Posted on 07/13/2004 10:13:55 AM PDT by truthandlife
This is flat-out incorrect. Please read the essay I've linked to, and you'll see why this statement is wrong.
That would be incorrect. Marriage was defined by the feds when Utah entered the union. Either they changed their law to refelct marriage = one man one woman or they could not enter the union. That is and remains the precedent for the definition of marriage. The states regulate marriage but can not change the meaning any more than Utah could except for edicts from tyrannical courts.
In addition there are thousands of federal laws relating to whther people are married or not. The idea that 50 different states can evolve this new paradigm of marriage differently is ridiculous. The federal courts will say that if a hetero couple move from Mass to Alabama and their marriage is recognised then equal protection under the law demands that Tom, Joe, Dick and Harry must be treated the same. And whats more that would be the correct interpretation of the constitution.
I love the politics of convenience around here.
Beats ignorance.
If the delegates to an Article V Convention attempted to repeal elements of the Bill of Rights, I don't believe for a second that two-thirds of the States Assembled in Convention would pass any such amendment proposal. While such a thing may technically be within the realm of possibility, it is something I simply cannot conceive happening. Not even a mass national hysteria of some sort could prompt such a supermajority of states to vitiate the Bill of Rights.
As far as attempting to short-circuit the ratification process, this simply is not possible. The process itself is codified within the Constitution, and there are established Supreme Court precedents on this matter going back to the years just after the Founding. If an Article V Convention approved amendment proposals, Congress would have no choice but to pass them on to the Several States for ratification, and Congress' only function would be to decide whether the states would use the Legislative Method or the Ratifying Convention Method of ratification. The enforcement mechanism would be the Supreme Court issuing a ruling by relying on established precedent.

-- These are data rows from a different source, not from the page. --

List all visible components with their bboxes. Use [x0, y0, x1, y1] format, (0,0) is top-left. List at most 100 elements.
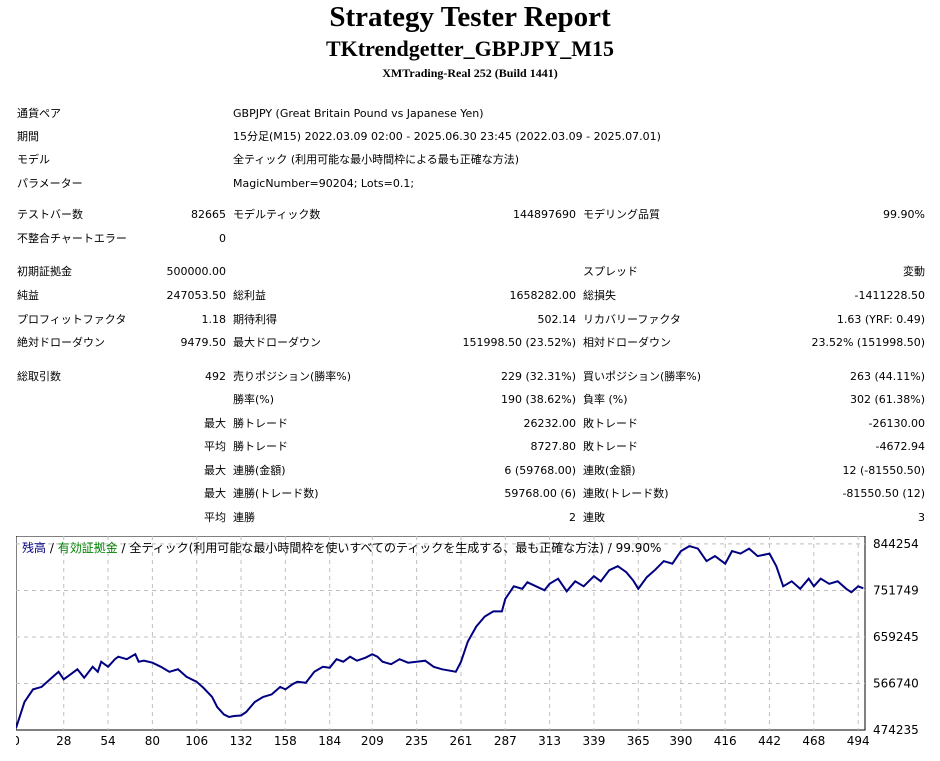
x-tick-label: 390 — [669, 734, 692, 748]
profit-factor-label: プロフィットファクタ — [17, 313, 127, 326]
gross-profit-value: 1658282.00 — [509, 289, 576, 302]
balance-chart: 残高 / 有効証拠金 / 全ティック(利用可能な最小時間枠を使いすべてのティック… — [16, 536, 919, 748]
avg-loss-label: 敗トレード — [583, 440, 638, 453]
max-consec-wins-value: 6 (59768.00) — [504, 464, 576, 477]
x-ticks: 0 28 54 80 106 132 158 184 209 235 261 287 313 339 365… — [16, 734, 870, 748]
total-trades-label: 総取引数 — [17, 370, 61, 383]
avg-word: 平均 — [204, 440, 226, 453]
x-tick-label: 0 — [16, 734, 20, 748]
avg-word: 平均 — [204, 511, 226, 524]
model-value: 全ティック (利用可能な最小時間枠による最も正確な方法) — [233, 153, 520, 166]
max-consec-profit-label: 連勝(トレード数) — [233, 487, 319, 500]
max-consec-lossamt-label: 連敗(トレード数) — [583, 487, 669, 500]
x-tick-label: 209 — [361, 734, 384, 748]
balance-series-line — [16, 545, 864, 729]
x-tick-label: 442 — [758, 734, 781, 748]
x-tick-label: 494 — [847, 734, 870, 748]
quality-label: モデリング品質 — [583, 208, 660, 221]
gross-loss-value: -1411228.50 — [854, 289, 925, 302]
y-ticks: 844254 751749 659245 566740 474235 — [873, 537, 919, 737]
avg-win-label: 勝トレード — [233, 440, 288, 453]
x-tick-label: 235 — [405, 734, 428, 748]
x-tick-label: 28 — [56, 734, 71, 748]
ticks-value: 144897690 — [513, 208, 576, 221]
win-rate-value: 190 (38.62%) — [500, 393, 576, 406]
gross-loss-label: 総損失 — [583, 289, 616, 302]
server-info: XMTrading-Real 252 (Build 1441) — [382, 66, 558, 80]
x-tick-label: 261 — [450, 734, 473, 748]
model-label: モデル — [17, 153, 50, 166]
max-consec-wins-label: 連勝(金額) — [233, 464, 286, 477]
long-positions-value: 263 (44.11%) — [849, 370, 925, 383]
gross-profit-label: 総利益 — [233, 289, 266, 302]
bars-value: 82665 — [191, 208, 226, 221]
pair-label: 通貨ペア — [17, 107, 61, 120]
x-tick-label: 184 — [318, 734, 341, 748]
recovery-factor-label: リカバリーファクタ — [583, 313, 681, 326]
max-drawdown-value: 151998.50 (23.52%) — [462, 336, 576, 349]
legend: 残高 / 有効証拠金 / 全ティック(利用可能な最小時間枠を使いすべてのティック… — [22, 540, 661, 555]
x-tick-label: 132 — [230, 734, 253, 748]
params-label: パラメーター — [17, 177, 83, 190]
expert-name: TKtrendgetter_GBPJPY_M15 — [326, 36, 614, 61]
y-tick-label: 566740 — [873, 676, 919, 690]
spread-label: スプレッド — [583, 265, 638, 278]
largest-win-value: 26232.00 — [523, 417, 577, 430]
report-title: Strategy Tester Report — [329, 1, 611, 33]
avg-consec-wins-value: 2 — [569, 511, 576, 524]
loss-rate-value: 302 (61.38%) — [849, 393, 925, 406]
profit-factor-value: 1.18 — [201, 313, 227, 326]
max-word: 最大 — [204, 417, 226, 430]
legend-balance: 残高 — [22, 540, 46, 555]
grid — [16, 536, 865, 730]
deposit-label: 初期証拠金 — [17, 265, 72, 278]
y-tick-label: 844254 — [873, 537, 919, 551]
expected-payoff-value: 502.14 — [537, 313, 577, 326]
max-consec-losses-value: 12 (-81550.50) — [842, 464, 925, 477]
x-tick-label: 158 — [274, 734, 297, 748]
legend-description: 全ティック(利用可能な最小時間枠を使いすべてのティックを生成する、最も正確な方法… — [129, 540, 661, 555]
x-tick-label: 365 — [627, 734, 650, 748]
pair-value: GBPJPY (Great Britain Pound vs Japanese … — [233, 107, 484, 120]
net-profit-label: 純益 — [17, 289, 39, 302]
x-tick-label: 80 — [145, 734, 160, 748]
spread-value: 変動 — [903, 265, 925, 278]
max-word: 最大 — [204, 464, 226, 477]
x-tick-label: 416 — [714, 734, 737, 748]
recovery-factor-value: 1.63 (YRF: 0.49) — [836, 313, 925, 326]
avg-consec-losses-value: 3 — [918, 511, 925, 524]
avg-consec-wins-label: 連勝 — [233, 511, 255, 524]
max-drawdown-label: 最大ドローダウン — [233, 336, 321, 349]
max-consec-lossamt-value: -81550.50 (12) — [842, 487, 925, 500]
y-tick-label: 751749 — [873, 583, 919, 597]
expected-payoff-label: 期待利得 — [233, 313, 277, 326]
total-trades-value: 492 — [205, 370, 226, 383]
errors-value: 0 — [219, 232, 226, 245]
win-rate-label: 勝率(%) — [233, 393, 275, 406]
period-label: 期間 — [17, 130, 39, 143]
max-consec-profit-value: 59768.00 (6) — [504, 487, 576, 500]
abs-drawdown-label: 絶対ドローダウン — [17, 336, 105, 349]
long-positions-label: 買いポジション(勝率%) — [583, 370, 702, 383]
max-word: 最大 — [204, 487, 226, 500]
legend-equity: 有効証拠金 — [58, 540, 118, 555]
period-value: 15分足(M15) 2022.03.09 02:00 - 2025.06.30 … — [233, 130, 661, 143]
bars-label: テストバー数 — [17, 208, 83, 221]
y-tick-label: 474235 — [873, 723, 919, 737]
short-positions-label: 売りポジション(勝率%) — [233, 370, 352, 383]
abs-drawdown-value: 9479.50 — [180, 336, 227, 349]
errors-label: 不整合チャートエラー — [17, 232, 127, 245]
rel-drawdown-value: 23.52% (151998.50) — [811, 336, 925, 349]
x-tick-label: 313 — [538, 734, 561, 748]
net-profit-value: 247053.50 — [166, 289, 227, 302]
largest-loss-label: 敗トレード — [583, 417, 638, 430]
quality-value: 99.90% — [883, 208, 925, 221]
deposit-value: 500000.00 — [166, 265, 227, 278]
params-value: MagicNumber=90204; Lots=0.1; — [233, 177, 415, 190]
y-tick-label: 659245 — [873, 630, 919, 644]
x-tick-label: 54 — [100, 734, 115, 748]
rel-drawdown-label: 相対ドローダウン — [583, 336, 671, 349]
largest-win-label: 勝トレード — [233, 417, 288, 430]
legend-separator: / — [118, 541, 130, 555]
x-tick-label: 287 — [494, 734, 517, 748]
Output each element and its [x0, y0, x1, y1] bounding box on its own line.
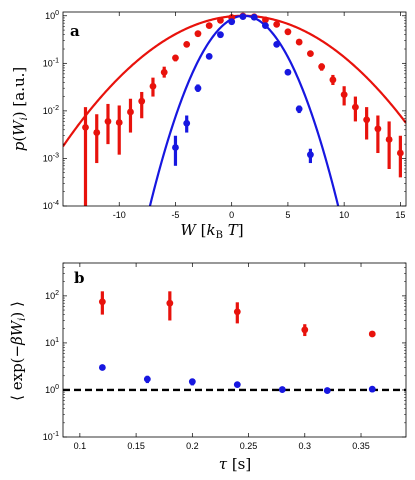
panel-a-series-0-point [318, 63, 325, 70]
panel-a-series-0-point [386, 136, 393, 143]
panel-a-series-1-point [285, 69, 292, 76]
panel-a-series-0-point [93, 129, 100, 136]
panel-b-xtick-label: 0.1 [74, 441, 87, 451]
panel-a-series-0-point [206, 22, 213, 29]
panel-a-series-0-point [217, 17, 224, 24]
panel-a-series-0-point [330, 76, 337, 83]
panel-b-xlabel: τ [s] [219, 455, 251, 473]
panel-b-series-1-point [279, 386, 286, 393]
panel-b-xtick-label: 0.3 [299, 441, 312, 451]
panel-a-series-0-point [161, 69, 168, 76]
panel-a-series-0-point [183, 41, 190, 48]
panel-a-ylabel: p(Wi) [a.u.] [10, 67, 30, 152]
panel-a-label: a [70, 22, 80, 40]
panel-b-series-0-point [234, 308, 241, 315]
panel-a-series-0-point [172, 55, 179, 62]
panel-a-series-0-point [138, 98, 145, 105]
panel-a-series-0-point [285, 28, 292, 35]
panel-b-chart: 0.1 0.15 0.2 0.25 0.3 0.35 10-1 100 101 102 b τ … [8, 263, 406, 473]
panel-a-series-1-point [307, 151, 314, 158]
panel-b-xtick-label: 0.15 [127, 441, 145, 451]
panel-a-series-1-point [251, 14, 258, 21]
panel-a-series-0-point [341, 91, 348, 98]
panel-a-series-0-point [195, 30, 202, 37]
panel-b-series-1-point [189, 378, 196, 385]
panel-a-ytick-label: 10-1 [43, 57, 59, 68]
panel-b-ytick-label: 10-1 [43, 431, 59, 442]
panel-a-ytick-label: 10-3 [43, 152, 59, 163]
panel-a-series-0-point [363, 116, 370, 123]
panel-a-series-1-point [183, 120, 190, 127]
panel-a-series-1-point [273, 41, 280, 48]
panel-b-series-1-point [324, 387, 331, 394]
panel-a-ytick-label: 10-2 [43, 105, 59, 116]
panel-b-ytick-label: 101 [45, 337, 59, 348]
panel-a-xtick-label: -5 [171, 210, 179, 220]
panel-b-series-0-point [99, 298, 106, 305]
panel-b-series-0-point [166, 300, 173, 307]
panel-b-series-1-point [369, 386, 376, 393]
panel-a-ytick-label: 100 [45, 10, 59, 21]
panel-a-xtick-label: 0 [229, 210, 234, 220]
panel-a-series-0-point [374, 125, 381, 132]
panel-a-series-1-point [262, 22, 269, 29]
panel-a-xtick-label: 5 [285, 210, 290, 220]
panel-a-series-1-point [217, 31, 224, 38]
panel-a-series-0-point [307, 50, 314, 57]
panel-a-chart: -10 -5 0 5 10 15 10-4 10-3 10-2 10-1 100 a W [kB … [10, 10, 406, 241]
panel-a-series-0-point [352, 104, 359, 111]
panel-a-series-0-point [105, 118, 112, 125]
panel-b-series-1-point [234, 381, 241, 388]
panel-a-series-0-point [273, 21, 280, 28]
panel-a-xlabel: W [kB T] [180, 221, 243, 241]
panel-b-series-1-point [99, 364, 106, 371]
panel-a-xtick-label: 10 [339, 210, 349, 220]
panel-b-ytick-label: 102 [45, 290, 59, 301]
panel-a-xtick-label: 15 [395, 210, 405, 220]
panel-b-xtick-label: 0.25 [240, 441, 258, 451]
panel-a-ytick-label: 10-4 [43, 200, 59, 211]
panel-a-series-1-point [296, 106, 303, 113]
panel-b-series-0-point [301, 326, 308, 333]
panel-a-series-1-point [228, 18, 235, 25]
panel-b-series-1-point [144, 376, 151, 383]
panel-b-xtick-label: 0.35 [352, 441, 370, 451]
panel-a-series-0-point [116, 119, 123, 126]
panel-a-series-1-point [172, 144, 179, 151]
panel-a-series-1-point [240, 13, 247, 20]
panel-a-xtick-label: -10 [113, 210, 126, 220]
panel-a-series-1-point [206, 53, 213, 60]
panel-a-series-0-point [127, 109, 134, 116]
panel-b-series-0-point [369, 331, 376, 338]
panel-b-xtick-label: 0.2 [186, 441, 199, 451]
panel-b-label: b [74, 269, 85, 287]
panel-b-plot-area [63, 263, 406, 437]
panel-a-series-0-point [296, 39, 303, 46]
panel-a-series-0-point [82, 124, 89, 131]
panel-a-series-1-point [195, 85, 202, 92]
panel-b-ylabel: ⟨ exp(−βWi) ⟩ [8, 301, 28, 401]
panel-a-series-0-point [150, 83, 157, 90]
panel-b-ytick-label: 100 [45, 384, 59, 395]
panel-a-series-0-point [397, 150, 404, 157]
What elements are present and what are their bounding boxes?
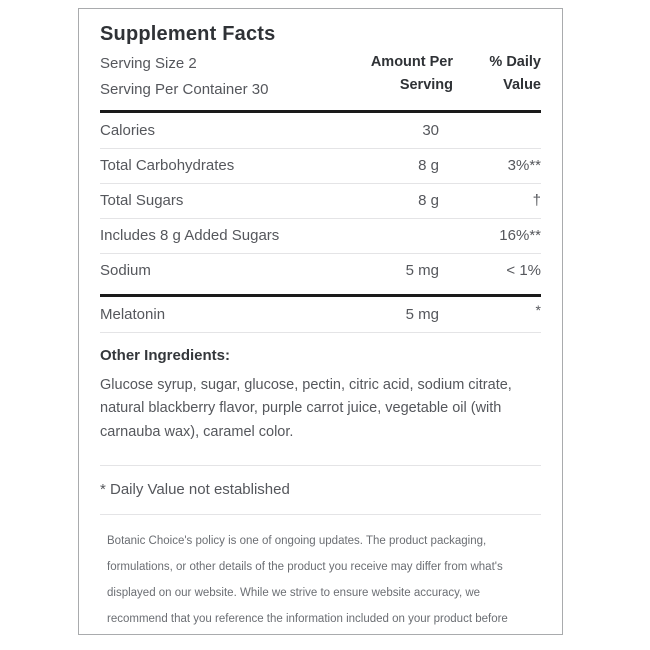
policy-disclaimer: Botanic Choice's policy is one of ongoin… <box>100 529 541 634</box>
thick-divider-middle <box>100 293 541 297</box>
nutrient-amount: 5 mg <box>405 262 439 279</box>
nutrient-amount: 5 mg <box>405 305 439 323</box>
other-ingredients-text: Glucose syrup, sugar, glucose, pectin, c… <box>100 376 512 441</box>
nutrient-daily-value: * <box>535 302 541 318</box>
nutrient-name: Total Carbohydrates <box>100 157 235 174</box>
table-row-total-carbohydrates: Total Carbohydrates 8 g 3%** <box>100 147 541 183</box>
serving-info: Serving Size 2 Serving Per Container 30 <box>100 51 268 104</box>
table-row-total-sugars: Total Sugars 8 g † <box>100 182 541 218</box>
panel-header: Serving Size 2 Serving Per Container 30 … <box>100 51 541 104</box>
nutrient-amount: 8 g <box>418 157 439 174</box>
table-row-sodium: Sodium 5 mg < 1% <box>100 252 541 288</box>
nutrient-name: Includes 8 g Added Sugars <box>100 227 280 244</box>
nutrient-amount: 30 <box>422 121 439 139</box>
nutrient-name: Calories <box>100 121 156 139</box>
column-headers: Amount Per Serving % Daily Value <box>348 51 541 104</box>
nutrient-daily-value: < 1% <box>506 262 541 279</box>
nutrient-daily-value: 16%** <box>499 227 541 244</box>
nutrient-name: Melatonin <box>100 305 166 323</box>
column-header-amount: Amount Per Serving <box>370 54 453 94</box>
disclaimer-text: Botanic Choice's policy is one of ongoin… <box>107 535 508 625</box>
nutrient-amount: 8 g <box>418 192 439 209</box>
other-ingredients-heading: Other Ingredients: <box>100 346 231 364</box>
nutrient-name: Sodium <box>100 262 151 279</box>
panel-title: Supplement Facts <box>100 23 276 45</box>
table-row-added-sugars: Includes 8 g Added Sugars 16%** <box>100 217 541 253</box>
table-row-melatonin: Melatonin 5 mg * <box>100 297 541 332</box>
supplement-facts-panel: Supplement Facts Serving Size 2 Serving … <box>78 8 563 635</box>
light-divider <box>100 331 541 333</box>
servings-per-container: Serving Per Container 30 <box>100 81 269 99</box>
nutrient-name: Total Sugars <box>100 192 184 209</box>
column-header-daily-value: % Daily Value <box>489 54 541 94</box>
nutrient-daily-value: 3%** <box>507 157 541 174</box>
other-ingredients-section: Other Ingredients: Glucose syrup, sugar,… <box>100 335 541 446</box>
nutrient-daily-value: † <box>532 192 541 209</box>
thick-divider-top <box>100 109 541 113</box>
footnote-section: * Daily Value not established <box>100 465 541 516</box>
daily-value-footnote: * Daily Value not established <box>100 481 290 499</box>
serving-size: Serving Size 2 <box>100 55 197 72</box>
table-row-calories: Calories 30 <box>100 113 541 148</box>
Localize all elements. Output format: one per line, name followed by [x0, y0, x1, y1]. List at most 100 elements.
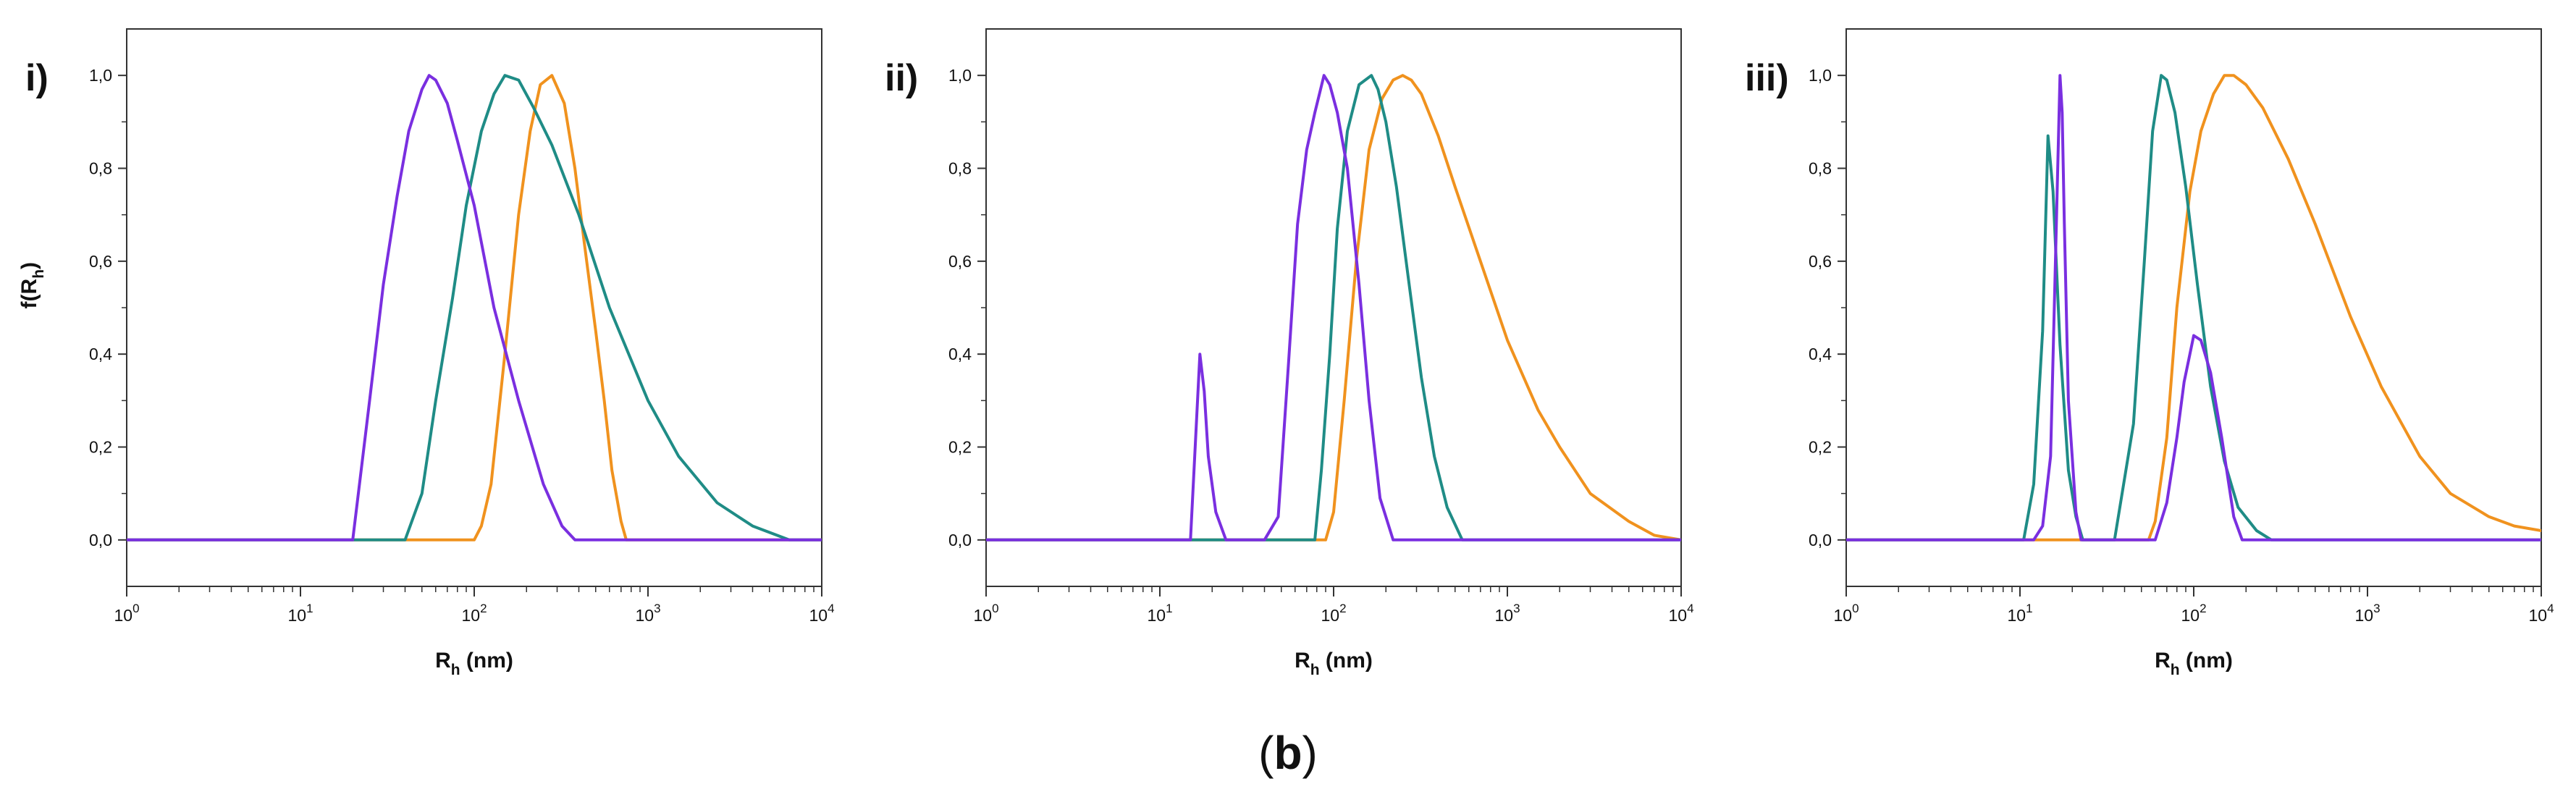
- x-tick-label: 103: [1494, 602, 1520, 625]
- x-tick-label: 101: [1147, 602, 1172, 625]
- x-tick-label: 104: [2528, 602, 2554, 625]
- y-tick-label: 1,0: [948, 66, 972, 85]
- x-tick-exponent: 2: [2200, 602, 2206, 615]
- x-tick-exponent: 1: [306, 602, 313, 615]
- y-tick-label: 0,8: [1809, 159, 1832, 178]
- series-line-teal: [986, 74, 1681, 541]
- figure-caption: (b): [1258, 727, 1318, 779]
- x-axis-label: Rh (nm): [435, 649, 513, 678]
- series-line-purple: [127, 74, 822, 541]
- caption-close-paren: ): [1302, 727, 1318, 779]
- y-tick-label: 1,0: [89, 66, 112, 85]
- series-line-teal: [127, 74, 822, 541]
- y-tick-label: 0,8: [948, 159, 972, 178]
- x-axis-label-unit: (nm): [460, 649, 513, 673]
- y-axis-label-close: ): [17, 262, 41, 269]
- x-tick-base: 10: [461, 606, 480, 625]
- y-tick-label: 1,0: [1809, 66, 1832, 85]
- x-tick-label: 104: [1668, 602, 1693, 625]
- x-axis-label-main: R: [2155, 649, 2171, 673]
- caption-open-paren: (: [1258, 727, 1274, 779]
- x-tick-base: 10: [1321, 606, 1339, 625]
- x-tick-exponent: 2: [1339, 602, 1346, 615]
- x-tick-label: 102: [2181, 602, 2206, 625]
- series-line-purple: [986, 74, 1681, 541]
- x-tick-label: 100: [114, 602, 139, 625]
- y-tick-label: 0,0: [89, 531, 112, 549]
- x-tick-label: 104: [809, 602, 834, 625]
- y-tick-label: 0,6: [948, 252, 972, 271]
- x-tick-base: 10: [2007, 606, 2026, 625]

As far as an Article V Convention tackling the Third Forbidden Subject, I would envision a suit originating in the Convention or Congress charging that the Convention had exceeded its authority under Article V. Were Congress to attempt to tackle the Third Forbidden Subject, I would envision the same enforcement mechanism. Both a Convention and Congress have the same proposal powers, and the restrictions about the Third Forbidden Subject apply equally to both.